- Native to: Brazil
- Region: northern Mato Grosso, upper Rio Tapajos
- Ethnicity: 1,000 Apiacá
- Extinct: 10 April 2011, with the death of Pedrinho Kamassuri 3 rememberers (2016)
- Language family: Tupian Tupi–GuaraníKawahibKagwahivaApiaká; ; ; ;
- Dialects: Apiaka proper (†); Wirafed †;

Language codes
- ISO 639-3: Either: api – Apiacá wir – Wiraféd
- Glottolog: apia1248 Apiaká wira1264 Wiraféd
- ELP: Apiaká
- Linguasphere: 88-AAG-ca
- 88-AAG-ea
- Apiaká is classified as Critically Endangered according to the UNESCO Atlas of the World's Languages in Danger

= Apiaká language =

Extinct Tupi language of Brazil

Apiaká is a recently extinct Tupi language of the Apiacá people of the upper Rio Tapajos area of Mato Grosso, Brazil. It has been supplanted by Portuguese, and only 3 people have some knowledge of the language.

==Classification==
The Apiaká language belongs to subgroup VI of the Tupi-Guarani languages. It is very close to Kagwahiva and may be a dialect of that language.

==History==
After coming into contact with the Neo-Brazilians, the Apiaca language changed with combined elements of the Lingua Geral, A Tupi-based trade jargon. Today, Portuguese or Munduruku are more widely spoken as opposed to the Apiaca language, though these people have always been known by the name "Apiaca."

All the Apiacá speak Portuguese and those married to members of the Munduruku and Kaiabi tribes speak their spouse's language fluently or have the ability to understand them fully. Although the Munduruku and Kaiabi languages and idioms are spoken on a day-to-day basis in the Apiaca villages, they are, however, limited to domestic spaces and informal conversations. The language used in formal conversations is Portuguese, due to contact with the Neo-Brazilians and Portuguese settlers. Although they cannot impose their own language on the co-resident Munduruku and Kaiabi people, due to such a small number of them who actually speak the Apiaca language, the Apiaca manage to impede the languages of these peoples from becoming the official languages in their villages. This allows Portuguese to function as an instrument of resistance employed by the Apiaca to prevent their cultural absorption by the Munduruku and Kaiabi tribes.
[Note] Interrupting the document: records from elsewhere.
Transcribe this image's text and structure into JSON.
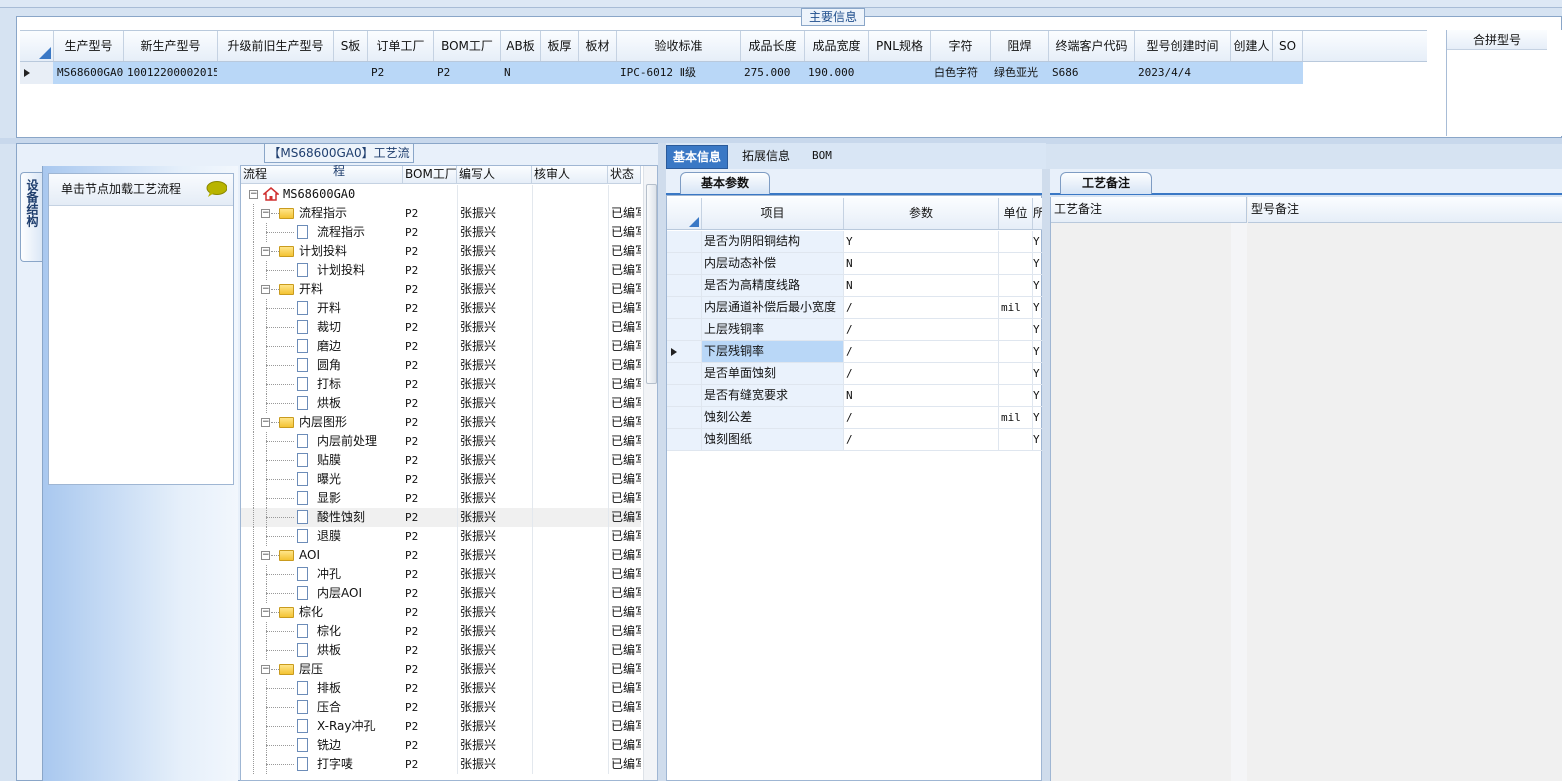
{
  "main_info": {
    "tab_label": "主要信息",
    "columns": [
      "生产型号",
      "新生产型号",
      "升级前旧生产型号",
      "S板",
      "订单工厂",
      "BOM工厂",
      "AB板",
      "板厚",
      "板材",
      "验收标准",
      "成品长度",
      "成品宽度",
      "PNL规格",
      "字符",
      "阻焊",
      "终端客户代码",
      "型号创建时间",
      "创建人",
      "SO"
    ],
    "row": [
      "MS68600GA0",
      "10012200002015",
      "",
      "",
      "P2",
      "P2",
      "N",
      "",
      "",
      "IPC-6012 Ⅱ级",
      "275.000",
      "190.000",
      "",
      "白色字符",
      "绿色亚光",
      "S686",
      "2023/4/4",
      "",
      ""
    ],
    "merge_header": "合拼型号"
  },
  "left_panel": {
    "vertical_tab": "设备结构",
    "equip_hint": "单击节点加载工艺流程"
  },
  "process_tree": {
    "title": "【MS68600GA0】工艺流程",
    "columns": [
      "流程",
      "BOM工厂",
      "编写人",
      "核审人",
      "状态"
    ],
    "nodes": [
      {
        "label": "MS68600GA0",
        "level": 0,
        "type": "root",
        "bom": "",
        "writer": "",
        "reviewer": "",
        "status": ""
      },
      {
        "label": "流程指示",
        "level": 1,
        "type": "folder",
        "bom": "P2",
        "writer": "张振兴",
        "reviewer": "",
        "status": "已编写"
      },
      {
        "label": "流程指示",
        "level": 2,
        "type": "doc",
        "bom": "P2",
        "writer": "张振兴",
        "reviewer": "",
        "status": "已编写"
      },
      {
        "label": "计划投料",
        "level": 1,
        "type": "folder",
        "bom": "P2",
        "writer": "张振兴",
        "reviewer": "",
        "status": "已编写"
      },
      {
        "label": "计划投料",
        "level": 2,
        "type": "doc",
        "bom": "P2",
        "writer": "张振兴",
        "reviewer": "",
        "status": "已编写"
      },
      {
        "label": "开料",
        "level": 1,
        "type": "folder",
        "bom": "P2",
        "writer": "张振兴",
        "reviewer": "",
        "status": "已编写"
      },
      {
        "label": "开料",
        "level": 2,
        "type": "doc",
        "bom": "P2",
        "writer": "张振兴",
        "reviewer": "",
        "status": "已编写"
      },
      {
        "label": "裁切",
        "level": 2,
        "type": "doc",
        "bom": "P2",
        "writer": "张振兴",
        "reviewer": "",
        "status": "已编写"
      },
      {
        "label": "磨边",
        "level": 2,
        "type": "doc",
        "bom": "P2",
        "writer": "张振兴",
        "reviewer": "",
        "status": "已编写"
      },
      {
        "label": "圆角",
        "level": 2,
        "type": "doc",
        "bom": "P2",
        "writer": "张振兴",
        "reviewer": "",
        "status": "已编写"
      },
      {
        "label": "打标",
        "level": 2,
        "type": "doc",
        "bom": "P2",
        "writer": "张振兴",
        "reviewer": "",
        "status": "已编写"
      },
      {
        "label": "烘板",
        "level": 2,
        "type": "doc",
        "bom": "P2",
        "writer": "张振兴",
        "reviewer": "",
        "status": "已编写"
      },
      {
        "label": "内层图形",
        "level": 1,
        "type": "folder",
        "bom": "P2",
        "writer": "张振兴",
        "reviewer": "",
        "status": "已编写"
      },
      {
        "label": "内层前处理",
        "level": 2,
        "type": "doc",
        "bom": "P2",
        "writer": "张振兴",
        "reviewer": "",
        "status": "已编写"
      },
      {
        "label": "贴膜",
        "level": 2,
        "type": "doc",
        "bom": "P2",
        "writer": "张振兴",
        "reviewer": "",
        "status": "已编写"
      },
      {
        "label": "曝光",
        "level": 2,
        "type": "doc",
        "bom": "P2",
        "writer": "张振兴",
        "reviewer": "",
        "status": "已编写"
      },
      {
        "label": "显影",
        "level": 2,
        "type": "doc",
        "bom": "P2",
        "writer": "张振兴",
        "reviewer": "",
        "status": "已编写"
      },
      {
        "label": "酸性蚀刻",
        "level": 2,
        "type": "doc",
        "bom": "P2",
        "writer": "张振兴",
        "reviewer": "",
        "status": "已编写",
        "selected": true
      },
      {
        "label": "退膜",
        "level": 2,
        "type": "doc",
        "bom": "P2",
        "writer": "张振兴",
        "reviewer": "",
        "status": "已编写"
      },
      {
        "label": "AOI",
        "level": 1,
        "type": "folder",
        "bom": "P2",
        "writer": "张振兴",
        "reviewer": "",
        "status": "已编写"
      },
      {
        "label": "冲孔",
        "level": 2,
        "type": "doc",
        "bom": "P2",
        "writer": "张振兴",
        "reviewer": "",
        "status": "已编写"
      },
      {
        "label": "内层AOI",
        "level": 2,
        "type": "doc",
        "bom": "P2",
        "writer": "张振兴",
        "reviewer": "",
        "status": "已编写"
      },
      {
        "label": "棕化",
        "level": 1,
        "type": "folder",
        "bom": "P2",
        "writer": "张振兴",
        "reviewer": "",
        "status": "已编写"
      },
      {
        "label": "棕化",
        "level": 2,
        "type": "doc",
        "bom": "P2",
        "writer": "张振兴",
        "reviewer": "",
        "status": "已编写"
      },
      {
        "label": "烘板",
        "level": 2,
        "type": "doc",
        "bom": "P2",
        "writer": "张振兴",
        "reviewer": "",
        "status": "已编写"
      },
      {
        "label": "层压",
        "level": 1,
        "type": "folder",
        "bom": "P2",
        "writer": "张振兴",
        "reviewer": "",
        "status": "已编写"
      },
      {
        "label": "排板",
        "level": 2,
        "type": "doc",
        "bom": "P2",
        "writer": "张振兴",
        "reviewer": "",
        "status": "已编写"
      },
      {
        "label": "压合",
        "level": 2,
        "type": "doc",
        "bom": "P2",
        "writer": "张振兴",
        "reviewer": "",
        "status": "已编写"
      },
      {
        "label": "X-Ray冲孔",
        "level": 2,
        "type": "doc",
        "bom": "P2",
        "writer": "张振兴",
        "reviewer": "",
        "status": "已编写"
      },
      {
        "label": "铣边",
        "level": 2,
        "type": "doc",
        "bom": "P2",
        "writer": "张振兴",
        "reviewer": "",
        "status": "已编写"
      },
      {
        "label": "打字唛",
        "level": 2,
        "type": "doc",
        "bom": "P2",
        "writer": "张振兴",
        "reviewer": "",
        "status": "已编写"
      }
    ]
  },
  "detail_tabs": [
    "基本信息",
    "拓展信息",
    "BOM"
  ],
  "basic_params": {
    "tab_label": "基本参数",
    "columns": [
      "项目",
      "参数",
      "单位",
      "所"
    ],
    "rows": [
      {
        "item": "是否为阴阳铜结构",
        "value": "Y",
        "unit": "",
        "req": "Y"
      },
      {
        "item": "内层动态补偿",
        "value": "N",
        "unit": "",
        "req": "Y"
      },
      {
        "item": "是否为高精度线路",
        "value": "N",
        "unit": "",
        "req": "Y"
      },
      {
        "item": "内层通道补偿后最小宽度",
        "value": "/",
        "unit": "mil",
        "req": "Y"
      },
      {
        "item": "上层残铜率",
        "value": "/",
        "unit": "",
        "req": "Y"
      },
      {
        "item": "下层残铜率",
        "value": "/",
        "unit": "",
        "req": "Y",
        "current": true
      },
      {
        "item": "是否单面蚀刻",
        "value": "/",
        "unit": "",
        "req": "Y"
      },
      {
        "item": "是否有缝宽要求",
        "value": "N",
        "unit": "",
        "req": "Y"
      },
      {
        "item": "蚀刻公差",
        "value": "/",
        "unit": "mil",
        "req": "Y"
      },
      {
        "item": "蚀刻图纸",
        "value": "/",
        "unit": "",
        "req": "Y"
      }
    ]
  },
  "remarks": {
    "tab_label": "工艺备注",
    "process_remark_header": "工艺备注",
    "model_remark_header": "型号备注"
  }
}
Despite the linguistic proximity, the Apiaká do not allow Kaiabi to be taught in their villages' schools, this stems from historically bad relations with this tribe, however, due to the better relationship the Apiaca have with the Munduruku people, they permit Munduruku teachers to give lessons in their own language. For many years the Apiaca have been attempting to revive their language through the schools in their villages but have so far been unsuccessful. In recent years there has been an initiative to create a book known as the "Apiaca Word" in order to catalog the language.

==Extinction==
The last fluent heritage speaker of Apiaká, Pedrinho Kamassuri, died in hospital in Juara, Mato Grosso, on April 10, 2011. It is unknown how many partial speakers still live as of 2018.